Dental implants remain the most anatomically correct solution for multiple tooth loss. Each implant replaces a root, maintains bone volume, and supports a crown or bridge that functions like natural dentition. At our Beirut clinic, multi-implant cases are designed and placed by Dr. Habib Zarifeh — Head of Oral Surgery at CMC Hospital Beirut (Johns Hopkins International affiliated), holder of an MSc in Laser Dentistry from RWTH Aachen University, Germany, and founder of Smile Infinity® across 12 countries.
Not every missing tooth requires its own implant. When multiple adjacent teeth are absent, Dr. Zarifeh and his prosthodontic team evaluate whether individual implants per tooth or a shared implant-supported bridge delivers the best long-term outcome for that patient.
For example, four adjacent missing teeth can often be restored with three implants supporting a four-unit bridge — or in carefully selected cases, two implants with a four-element bridge. This approach is considered when patient anatomy, bone availability, or medical factors make it the most appropriate plan. Every recommendation is evidence-based and tailored to the individual case — never driven by cost shortcuts.
Using Dr. Zarifeh's One Day Implant® protocol, multiple implants, abutments, and a definitive zirconia bridge can all be completed in a single surgical session. The procedure uses laser-assisted flapless surgery — no incisions, no sutures — combined with Sirona MCXL inLab CAD/CAM technology to mill a precision zirconia bridge chairside on the same day.
This protocol requires ideal bone quality and quantity. It is most predictably performed in the lower jaw. When conditions are right, patients leave the clinic with a fixed, permanent multi-tooth restoration the same morning they arrived.
Where immediate permanent loading is not indicated — particularly in the upper jaw or aesthetic zone — immediate temporization provides a fixed temporary resin bridge on the day of surgery. The patient is never without teeth.
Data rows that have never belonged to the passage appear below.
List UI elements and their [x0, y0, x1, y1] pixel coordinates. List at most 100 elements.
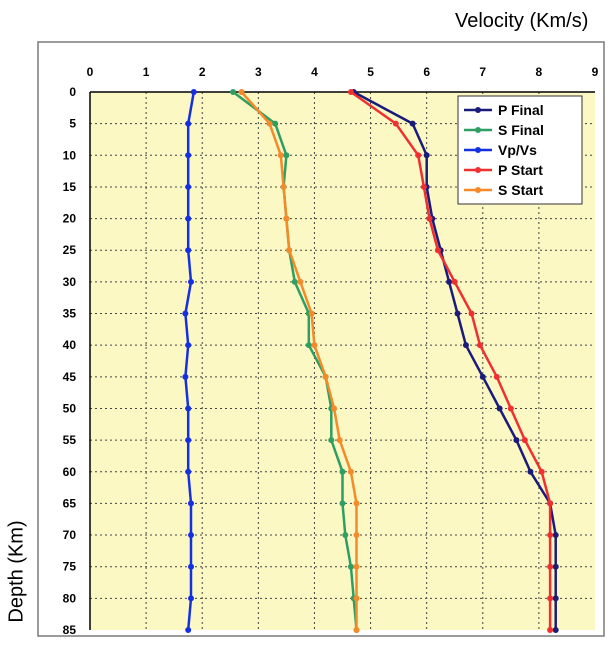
legend-marker-vp-vs: [475, 147, 481, 153]
y-tick-label: 75: [63, 560, 77, 574]
data-point-s-start: [280, 183, 287, 190]
legend-marker-s-start: [475, 187, 481, 193]
y-tick-label: 45: [63, 370, 77, 384]
data-point-vp-vs: [185, 405, 192, 412]
x-tick-label: 7: [479, 65, 486, 79]
data-point-s-final: [305, 342, 312, 349]
data-point-p-start: [468, 310, 475, 317]
series-line-p-final: [353, 90, 557, 630]
data-point-p-final: [527, 468, 534, 475]
x-tick-label: 5: [367, 65, 374, 79]
data-point-s-final: [283, 152, 290, 159]
data-point-p-final: [552, 563, 559, 570]
data-point-s-final: [230, 89, 237, 95]
grid: [89, 91, 595, 630]
y-tick-label: 25: [63, 243, 77, 257]
data-point-vp-vs: [185, 247, 192, 254]
y-tick-label: 20: [63, 212, 77, 226]
data-point-s-start: [286, 247, 293, 254]
x-tick-label: 0: [87, 65, 94, 79]
data-point-p-start: [547, 563, 554, 570]
data-point-s-final: [339, 468, 346, 475]
data-point-p-final: [496, 405, 503, 412]
y-tick-label: 35: [63, 307, 77, 321]
data-point-s-final: [328, 437, 335, 444]
data-point-vp-vs: [188, 563, 194, 570]
data-point-s-start: [353, 500, 360, 507]
x-axis-label: Velocity (Km/s): [455, 10, 589, 32]
data-point-vp-vs: [185, 342, 192, 349]
legend-label-p-final: P Final: [498, 102, 544, 118]
y-tick-label: 55: [63, 433, 77, 447]
x-tick-label: 4: [311, 65, 318, 79]
data-point-p-start: [493, 373, 500, 380]
data-point-s-start: [353, 627, 360, 633]
data-point-s-start: [297, 278, 304, 285]
data-point-vp-vs: [188, 500, 194, 507]
y-tick-label: 50: [63, 401, 77, 415]
y-tick-label: 40: [63, 338, 77, 352]
data-point-vp-vs: [185, 183, 192, 190]
data-point-s-start: [283, 215, 290, 222]
data-point-vp-vs: [188, 532, 194, 539]
data-point-s-start: [336, 437, 343, 444]
data-point-p-final: [423, 152, 430, 159]
legend-label-s-start: S Start: [498, 182, 543, 198]
x-tick-label: 1: [143, 65, 150, 79]
data-point-p-start: [434, 247, 441, 254]
data-point-p-start: [538, 468, 545, 475]
y-tick-label: 80: [63, 591, 77, 605]
data-point-s-final: [272, 120, 279, 127]
y-tick-label: 0: [69, 85, 76, 99]
data-point-s-start: [353, 563, 360, 570]
y-tick-label: 70: [63, 528, 77, 542]
data-point-s-final: [291, 278, 298, 285]
data-point-vp-vs: [185, 152, 192, 159]
data-point-p-start: [420, 183, 427, 190]
y-tick-labels: 0 5 10 15 20 25 30 35 40 45 50 55 60 65 70 75 80 85: [63, 85, 77, 637]
data-point-s-start: [238, 89, 245, 95]
series-line-s-start: [240, 91, 358, 630]
legend-label-vp-vs: Vp/Vs: [498, 142, 537, 158]
data-point-s-start: [308, 310, 315, 317]
data-point-p-start: [547, 500, 554, 507]
data-point-s-start: [353, 595, 360, 602]
data-point-p-start: [451, 278, 458, 285]
data-point-p-start: [547, 532, 554, 539]
legend-marker-s-final: [475, 127, 481, 133]
y-tick-label: 10: [63, 148, 77, 162]
data-point-s-start: [347, 468, 354, 475]
data-point-p-start: [476, 342, 483, 349]
x-tick-label: 8: [536, 65, 543, 79]
y-tick-label: 65: [63, 496, 77, 510]
data-point-vp-vs: [185, 215, 192, 222]
data-point-s-start: [277, 152, 284, 159]
data-point-vp-vs: [190, 89, 197, 95]
series-line-p-start: [350, 90, 552, 630]
data-point-p-final: [552, 532, 559, 539]
y-tick-label: 15: [63, 180, 77, 194]
data-point-s-start: [311, 342, 318, 349]
x-tick-label: 9: [592, 65, 599, 79]
data-point-p-final: [409, 120, 416, 127]
data-point-vp-vs: [185, 437, 192, 444]
data-point-p-start: [415, 152, 422, 159]
legend-marker-p-start: [475, 167, 481, 173]
data-point-p-final: [552, 595, 559, 602]
data-point-vp-vs: [185, 120, 192, 127]
x-tick-label: 6: [423, 65, 430, 79]
data-point-s-final: [339, 500, 346, 507]
x-tick-label: 3: [255, 65, 262, 79]
series-line-vp-vs: [184, 91, 196, 631]
data-point-vp-vs: [185, 627, 192, 633]
data-point-s-start: [322, 373, 329, 380]
data-point-p-start: [547, 595, 554, 602]
data-point-s-final: [347, 563, 354, 570]
data-point-p-start: [521, 437, 528, 444]
data-point-vp-vs: [188, 595, 194, 602]
legend-label-p-start: P Start: [498, 162, 543, 178]
data-point-p-final: [552, 627, 559, 633]
data-point-s-start: [353, 532, 360, 539]
data-point-p-final: [479, 373, 486, 380]
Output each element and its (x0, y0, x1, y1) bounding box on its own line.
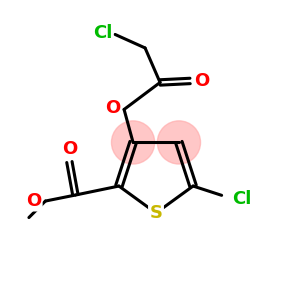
Text: O: O (194, 72, 209, 90)
Text: S: S (149, 204, 163, 222)
Text: O: O (26, 192, 41, 210)
Text: O: O (62, 140, 77, 158)
Text: O: O (105, 99, 120, 117)
Text: Cl: Cl (232, 190, 252, 208)
Text: Cl: Cl (93, 24, 112, 42)
Circle shape (112, 121, 155, 164)
Circle shape (157, 121, 200, 164)
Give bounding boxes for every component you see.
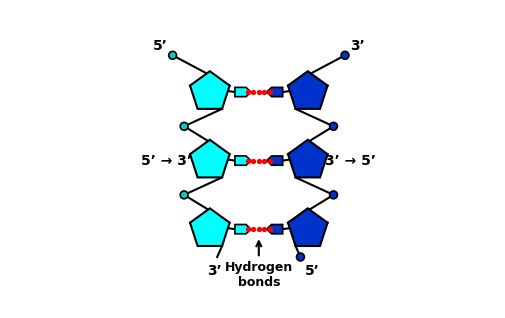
Polygon shape [288,71,328,109]
Polygon shape [288,140,328,177]
Text: Hydrogen
bonds: Hydrogen bonds [225,241,293,289]
Circle shape [296,253,305,261]
Polygon shape [267,156,283,165]
Polygon shape [190,71,230,109]
Circle shape [330,191,337,199]
Text: 5’: 5’ [153,39,168,53]
Circle shape [180,122,188,130]
Polygon shape [235,87,251,97]
Polygon shape [288,208,328,246]
Polygon shape [235,225,251,234]
Polygon shape [190,140,230,177]
Text: 3’ → 5’: 3’ → 5’ [325,154,376,168]
Text: 5’: 5’ [306,264,320,278]
Polygon shape [267,87,283,97]
Text: 5’ → 3’: 5’ → 3’ [141,154,192,168]
Circle shape [180,191,188,199]
Circle shape [169,52,177,59]
Text: 3’: 3’ [350,39,365,53]
Circle shape [330,122,337,130]
Polygon shape [190,208,230,246]
Text: 3’: 3’ [208,264,222,278]
Polygon shape [267,225,283,234]
Polygon shape [235,156,251,165]
Circle shape [341,52,349,59]
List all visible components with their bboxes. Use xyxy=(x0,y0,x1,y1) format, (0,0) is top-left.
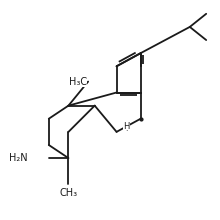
Text: H₂N: H₂N xyxy=(9,153,28,163)
Text: Ḥ: Ḥ xyxy=(123,121,130,130)
Text: H₃C: H₃C xyxy=(69,77,87,87)
Text: CH₃: CH₃ xyxy=(59,188,77,198)
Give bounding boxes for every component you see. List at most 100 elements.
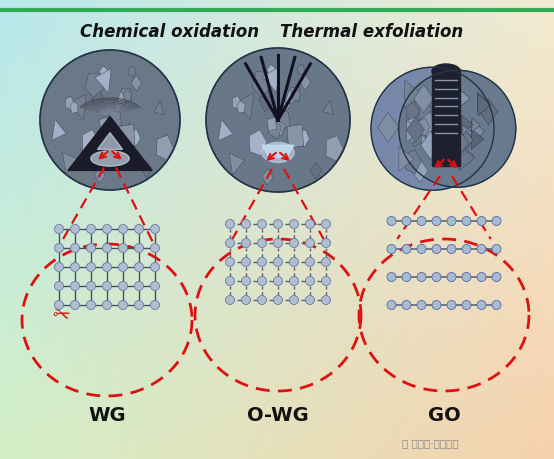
Polygon shape: [297, 64, 305, 76]
Circle shape: [492, 301, 501, 309]
Polygon shape: [269, 117, 278, 129]
Circle shape: [477, 217, 486, 225]
Circle shape: [417, 301, 426, 309]
Polygon shape: [91, 91, 106, 112]
Polygon shape: [153, 101, 164, 115]
Circle shape: [119, 224, 127, 234]
Circle shape: [70, 244, 80, 252]
Polygon shape: [297, 130, 310, 147]
Circle shape: [305, 257, 315, 267]
Circle shape: [402, 273, 411, 281]
Polygon shape: [157, 135, 173, 160]
Circle shape: [258, 257, 266, 267]
Polygon shape: [290, 87, 300, 102]
Circle shape: [432, 273, 441, 281]
Circle shape: [225, 219, 234, 229]
Polygon shape: [63, 152, 78, 174]
Circle shape: [417, 273, 426, 281]
Circle shape: [417, 217, 426, 225]
Polygon shape: [129, 129, 141, 146]
Circle shape: [242, 257, 250, 267]
Text: WG: WG: [88, 405, 126, 425]
Polygon shape: [407, 120, 420, 142]
Polygon shape: [232, 96, 242, 109]
Circle shape: [54, 244, 64, 252]
Circle shape: [387, 301, 396, 309]
Text: ✂: ✂: [49, 302, 72, 327]
Polygon shape: [323, 100, 334, 115]
Circle shape: [290, 276, 299, 285]
Circle shape: [462, 217, 471, 225]
Circle shape: [447, 245, 456, 253]
Circle shape: [86, 281, 95, 291]
Circle shape: [258, 219, 266, 229]
Circle shape: [492, 273, 501, 281]
Circle shape: [290, 219, 299, 229]
Polygon shape: [459, 145, 475, 171]
Circle shape: [492, 217, 501, 225]
Polygon shape: [459, 90, 470, 107]
Circle shape: [447, 217, 456, 225]
Circle shape: [432, 217, 441, 225]
Polygon shape: [106, 120, 116, 136]
Polygon shape: [407, 102, 419, 121]
Polygon shape: [399, 146, 414, 172]
Polygon shape: [291, 89, 300, 101]
Polygon shape: [460, 144, 473, 167]
Ellipse shape: [432, 64, 460, 78]
Circle shape: [305, 239, 315, 247]
Circle shape: [225, 257, 234, 267]
Polygon shape: [478, 96, 490, 115]
Polygon shape: [117, 90, 127, 103]
Circle shape: [135, 281, 143, 291]
Circle shape: [258, 276, 266, 285]
Circle shape: [135, 263, 143, 272]
Circle shape: [242, 239, 250, 247]
Circle shape: [102, 301, 111, 309]
Polygon shape: [118, 123, 135, 146]
Circle shape: [477, 273, 486, 281]
Polygon shape: [252, 72, 271, 98]
Circle shape: [151, 244, 160, 252]
Polygon shape: [141, 161, 152, 178]
Circle shape: [477, 245, 486, 253]
Polygon shape: [263, 67, 279, 92]
Polygon shape: [461, 115, 473, 134]
Circle shape: [371, 67, 494, 190]
Polygon shape: [129, 66, 136, 77]
Polygon shape: [287, 124, 304, 148]
Circle shape: [102, 224, 111, 234]
Circle shape: [119, 263, 127, 272]
Polygon shape: [378, 112, 399, 142]
Polygon shape: [82, 129, 99, 155]
Ellipse shape: [262, 142, 294, 162]
Polygon shape: [269, 120, 282, 139]
Circle shape: [447, 273, 456, 281]
Polygon shape: [123, 90, 132, 101]
Ellipse shape: [91, 151, 129, 166]
Circle shape: [102, 244, 111, 252]
Polygon shape: [283, 100, 291, 113]
Circle shape: [135, 224, 143, 234]
Polygon shape: [456, 135, 469, 157]
Polygon shape: [404, 80, 422, 108]
Circle shape: [321, 296, 331, 304]
Circle shape: [387, 273, 396, 281]
Polygon shape: [412, 159, 428, 183]
Polygon shape: [451, 130, 469, 156]
Polygon shape: [462, 124, 473, 141]
Circle shape: [54, 281, 64, 291]
Circle shape: [54, 224, 64, 234]
Circle shape: [477, 301, 486, 309]
Circle shape: [305, 296, 315, 304]
Bar: [432, 69, 460, 166]
Polygon shape: [460, 131, 473, 149]
Circle shape: [54, 263, 64, 272]
Polygon shape: [121, 88, 131, 102]
Polygon shape: [407, 117, 424, 143]
Text: Thermal exfoliation: Thermal exfoliation: [280, 23, 464, 41]
Polygon shape: [107, 111, 122, 131]
Circle shape: [274, 257, 283, 267]
Circle shape: [321, 257, 331, 267]
Circle shape: [40, 50, 180, 190]
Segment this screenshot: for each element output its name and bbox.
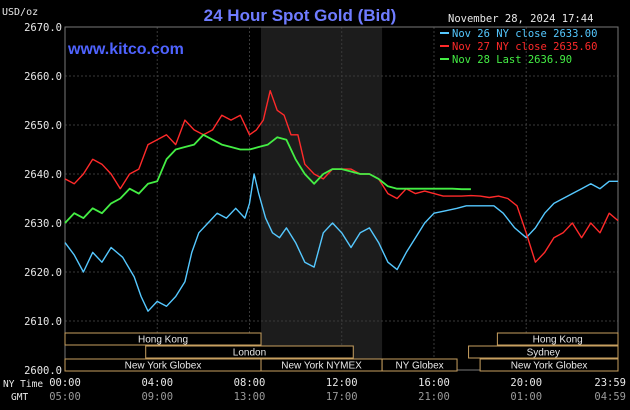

This technique serves a clinical purpose beyond comfort: it shapes the gum tissue around each implant during the healing phase, producing better soft tissue architecture and a more natural final result. The temporary bridge is produced either chairside with CAD/CAM or through conventional laboratory methods. Both upper and lower jaw cases qualify for this approach.
For patients requiring bone grafting, presenting with compromised bone density, or with medical considerations that demand extended healing time, the conventional protocol delivers the most predictable outcome. Implants are placed with healing or cover screws in the first session. The definitive bridge is fabricated and fitted after full osseointegration — typically over several weeks to a few months, depending on the number of implants and individual healing response.
This staged approach allows Dr. Zarifeh to monitor each implant's integration individually before loading the final restoration — the right choice when precision matters more than speed.